India has not committed to reducing carbon dioxide emissions to zero, arguing that it does not need to make huge cuts like wealthy countries since it must prioritise growth.
But, according to the International Energy Agency, it has set a goal of reaching 450 gigawatts (GW) of renewable capacity by 2030, and solar power is expected to increase rapidly in the country.
A state-owned coal miner in India that produces more than 80% of the country’s coal issued a tender for partners for a proposed 4 GW solar manufacturing facility last month.
Meanwhile, Reliance Industries, India’s largest company, has announced a slew of sustainable energy agreements in recent days, including the purchase of a huge European solar manufacturing firm.
Why Clean Energy is the Future:
- The skyrocketing cost of coal and other fossil fuels.

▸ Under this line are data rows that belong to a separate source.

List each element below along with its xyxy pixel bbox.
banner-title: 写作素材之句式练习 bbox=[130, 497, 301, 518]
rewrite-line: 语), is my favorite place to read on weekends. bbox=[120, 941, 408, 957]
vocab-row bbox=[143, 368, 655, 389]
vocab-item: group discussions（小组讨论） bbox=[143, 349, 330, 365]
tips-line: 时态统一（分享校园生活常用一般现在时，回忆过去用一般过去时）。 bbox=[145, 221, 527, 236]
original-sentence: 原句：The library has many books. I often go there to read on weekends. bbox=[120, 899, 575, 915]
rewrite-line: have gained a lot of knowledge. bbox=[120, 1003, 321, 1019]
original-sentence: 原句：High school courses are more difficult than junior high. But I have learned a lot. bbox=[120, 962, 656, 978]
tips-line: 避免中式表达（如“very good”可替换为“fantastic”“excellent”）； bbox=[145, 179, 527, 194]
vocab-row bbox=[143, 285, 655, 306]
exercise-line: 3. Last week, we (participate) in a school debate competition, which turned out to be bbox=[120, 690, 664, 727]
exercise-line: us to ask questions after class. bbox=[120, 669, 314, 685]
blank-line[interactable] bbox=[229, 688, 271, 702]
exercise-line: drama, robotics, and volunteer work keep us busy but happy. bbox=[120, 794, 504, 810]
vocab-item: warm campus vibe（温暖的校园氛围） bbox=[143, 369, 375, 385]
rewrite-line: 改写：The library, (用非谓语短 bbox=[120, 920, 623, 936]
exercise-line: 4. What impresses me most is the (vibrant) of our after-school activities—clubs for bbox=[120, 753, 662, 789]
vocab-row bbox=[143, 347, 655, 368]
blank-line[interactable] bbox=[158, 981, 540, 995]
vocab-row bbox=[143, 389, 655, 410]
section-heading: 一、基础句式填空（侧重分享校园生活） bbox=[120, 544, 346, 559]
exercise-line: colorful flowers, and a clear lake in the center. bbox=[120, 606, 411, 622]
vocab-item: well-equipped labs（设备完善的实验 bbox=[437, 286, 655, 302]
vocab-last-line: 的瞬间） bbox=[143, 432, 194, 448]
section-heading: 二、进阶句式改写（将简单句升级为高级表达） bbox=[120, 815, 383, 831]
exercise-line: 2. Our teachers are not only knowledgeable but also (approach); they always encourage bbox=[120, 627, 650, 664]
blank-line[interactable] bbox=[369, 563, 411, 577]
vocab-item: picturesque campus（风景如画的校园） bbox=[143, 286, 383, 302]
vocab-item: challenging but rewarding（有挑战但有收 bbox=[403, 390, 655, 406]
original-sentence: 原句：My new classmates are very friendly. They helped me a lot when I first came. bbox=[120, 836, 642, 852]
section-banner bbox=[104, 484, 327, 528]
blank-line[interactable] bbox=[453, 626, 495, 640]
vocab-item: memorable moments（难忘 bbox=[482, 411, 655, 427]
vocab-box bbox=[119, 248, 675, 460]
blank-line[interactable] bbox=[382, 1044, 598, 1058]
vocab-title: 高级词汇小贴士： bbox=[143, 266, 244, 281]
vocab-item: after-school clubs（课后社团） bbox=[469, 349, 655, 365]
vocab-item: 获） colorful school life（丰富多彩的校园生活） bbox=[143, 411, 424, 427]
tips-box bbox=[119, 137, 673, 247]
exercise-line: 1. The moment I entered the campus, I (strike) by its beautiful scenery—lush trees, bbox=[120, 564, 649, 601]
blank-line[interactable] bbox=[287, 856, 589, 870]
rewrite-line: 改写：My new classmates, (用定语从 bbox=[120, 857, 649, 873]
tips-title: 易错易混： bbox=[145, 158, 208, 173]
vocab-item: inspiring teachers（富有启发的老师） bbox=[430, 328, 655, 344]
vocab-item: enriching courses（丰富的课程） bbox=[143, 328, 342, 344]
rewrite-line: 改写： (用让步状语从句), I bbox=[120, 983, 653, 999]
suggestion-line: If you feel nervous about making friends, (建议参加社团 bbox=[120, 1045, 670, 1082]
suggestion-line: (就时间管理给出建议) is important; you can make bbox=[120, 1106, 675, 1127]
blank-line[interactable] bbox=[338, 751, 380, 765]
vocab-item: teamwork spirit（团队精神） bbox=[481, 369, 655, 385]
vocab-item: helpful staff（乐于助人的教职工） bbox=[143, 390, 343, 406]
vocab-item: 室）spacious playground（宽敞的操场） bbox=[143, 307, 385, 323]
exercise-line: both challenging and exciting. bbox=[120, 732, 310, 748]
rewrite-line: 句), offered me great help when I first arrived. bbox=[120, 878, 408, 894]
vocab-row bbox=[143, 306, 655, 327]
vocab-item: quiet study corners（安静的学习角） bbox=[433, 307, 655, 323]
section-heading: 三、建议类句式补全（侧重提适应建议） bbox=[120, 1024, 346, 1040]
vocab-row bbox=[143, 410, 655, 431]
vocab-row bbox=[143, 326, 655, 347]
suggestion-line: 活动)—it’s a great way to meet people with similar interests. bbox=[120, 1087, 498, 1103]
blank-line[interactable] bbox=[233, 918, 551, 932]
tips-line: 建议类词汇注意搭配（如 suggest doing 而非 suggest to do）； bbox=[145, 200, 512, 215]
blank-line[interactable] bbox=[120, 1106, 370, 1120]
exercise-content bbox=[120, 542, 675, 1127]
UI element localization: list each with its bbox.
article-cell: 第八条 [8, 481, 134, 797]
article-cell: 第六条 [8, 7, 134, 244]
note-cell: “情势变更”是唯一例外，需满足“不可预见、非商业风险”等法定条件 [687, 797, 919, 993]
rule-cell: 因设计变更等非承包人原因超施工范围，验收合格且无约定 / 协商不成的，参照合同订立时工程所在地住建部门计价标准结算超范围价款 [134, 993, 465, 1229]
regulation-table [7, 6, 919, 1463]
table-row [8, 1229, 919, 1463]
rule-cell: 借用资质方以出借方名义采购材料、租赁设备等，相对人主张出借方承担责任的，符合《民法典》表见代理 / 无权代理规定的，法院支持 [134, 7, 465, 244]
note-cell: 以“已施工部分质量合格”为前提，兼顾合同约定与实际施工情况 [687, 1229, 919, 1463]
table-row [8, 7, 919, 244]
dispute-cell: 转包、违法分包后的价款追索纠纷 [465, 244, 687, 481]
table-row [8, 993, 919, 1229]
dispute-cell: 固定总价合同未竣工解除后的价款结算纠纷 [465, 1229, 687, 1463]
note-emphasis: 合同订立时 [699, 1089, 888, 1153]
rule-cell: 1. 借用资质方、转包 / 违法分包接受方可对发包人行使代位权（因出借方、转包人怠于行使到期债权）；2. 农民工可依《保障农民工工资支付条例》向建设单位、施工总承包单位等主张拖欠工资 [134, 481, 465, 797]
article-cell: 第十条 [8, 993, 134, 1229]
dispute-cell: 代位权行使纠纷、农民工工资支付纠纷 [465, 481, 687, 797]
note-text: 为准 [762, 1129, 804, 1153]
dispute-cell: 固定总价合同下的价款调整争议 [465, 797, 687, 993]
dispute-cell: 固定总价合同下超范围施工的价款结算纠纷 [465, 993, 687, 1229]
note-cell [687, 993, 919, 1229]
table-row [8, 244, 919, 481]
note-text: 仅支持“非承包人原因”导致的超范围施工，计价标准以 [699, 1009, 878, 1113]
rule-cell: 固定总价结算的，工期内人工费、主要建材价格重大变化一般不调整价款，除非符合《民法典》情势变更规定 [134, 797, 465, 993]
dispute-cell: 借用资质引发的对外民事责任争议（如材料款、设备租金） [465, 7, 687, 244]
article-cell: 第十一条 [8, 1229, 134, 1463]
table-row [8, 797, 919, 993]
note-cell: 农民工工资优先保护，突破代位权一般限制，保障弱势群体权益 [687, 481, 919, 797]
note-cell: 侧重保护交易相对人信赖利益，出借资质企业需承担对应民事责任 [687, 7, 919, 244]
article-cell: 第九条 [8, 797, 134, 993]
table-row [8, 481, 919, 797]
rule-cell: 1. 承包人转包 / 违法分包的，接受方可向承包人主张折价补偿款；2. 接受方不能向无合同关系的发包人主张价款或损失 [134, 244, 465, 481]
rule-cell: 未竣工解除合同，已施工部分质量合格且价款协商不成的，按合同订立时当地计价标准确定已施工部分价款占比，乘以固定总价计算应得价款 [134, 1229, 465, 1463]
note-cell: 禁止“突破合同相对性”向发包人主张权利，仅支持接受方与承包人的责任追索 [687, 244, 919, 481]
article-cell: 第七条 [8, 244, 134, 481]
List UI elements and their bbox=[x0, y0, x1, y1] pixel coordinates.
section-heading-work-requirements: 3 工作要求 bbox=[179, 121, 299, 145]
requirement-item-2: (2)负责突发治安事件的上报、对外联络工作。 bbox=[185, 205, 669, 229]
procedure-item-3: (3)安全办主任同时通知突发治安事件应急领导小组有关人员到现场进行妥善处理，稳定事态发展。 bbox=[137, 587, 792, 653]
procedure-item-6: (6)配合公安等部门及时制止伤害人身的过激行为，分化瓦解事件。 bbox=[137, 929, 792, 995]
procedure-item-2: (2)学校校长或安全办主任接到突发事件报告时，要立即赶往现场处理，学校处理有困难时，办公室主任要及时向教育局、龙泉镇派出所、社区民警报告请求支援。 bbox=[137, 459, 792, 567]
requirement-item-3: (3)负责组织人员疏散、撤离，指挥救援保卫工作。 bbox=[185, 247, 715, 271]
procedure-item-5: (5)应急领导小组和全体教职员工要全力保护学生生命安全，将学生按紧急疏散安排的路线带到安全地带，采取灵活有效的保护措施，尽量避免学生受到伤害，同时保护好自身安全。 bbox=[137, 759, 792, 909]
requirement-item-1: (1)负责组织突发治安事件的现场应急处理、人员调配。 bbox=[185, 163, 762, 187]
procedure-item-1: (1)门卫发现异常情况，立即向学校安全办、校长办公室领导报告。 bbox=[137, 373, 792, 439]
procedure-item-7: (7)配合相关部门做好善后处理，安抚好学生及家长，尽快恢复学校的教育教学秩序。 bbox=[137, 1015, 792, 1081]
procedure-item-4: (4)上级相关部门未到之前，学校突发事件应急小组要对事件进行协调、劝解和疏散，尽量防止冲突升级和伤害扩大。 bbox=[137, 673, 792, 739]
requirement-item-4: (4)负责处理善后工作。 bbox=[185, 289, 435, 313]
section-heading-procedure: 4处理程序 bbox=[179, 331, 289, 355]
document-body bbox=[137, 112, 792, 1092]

- Renewable energy can supply affordable electricity across the country and has the potential to help keep energy prices stable in the future.
- Their expanded use is critical for efforts to reduce greenhouse gas emissions, reduce air pollution, and increase energy access.
- Switching to renewable energy could save 4 to 7 million lives per year due to air pollution around the world.
- It will enhance energy security, the environment, the economy, mechanical manufacturing, construction, transportation, and industry, as well as assist in the creation of new jobs.
Wind, solar, and other renewable energy sources could lower energy bills in the future. The cost of producing wind and solar energy has dropped dramatically in recent years, and renewables are on track to outperform fossil fuels in the future.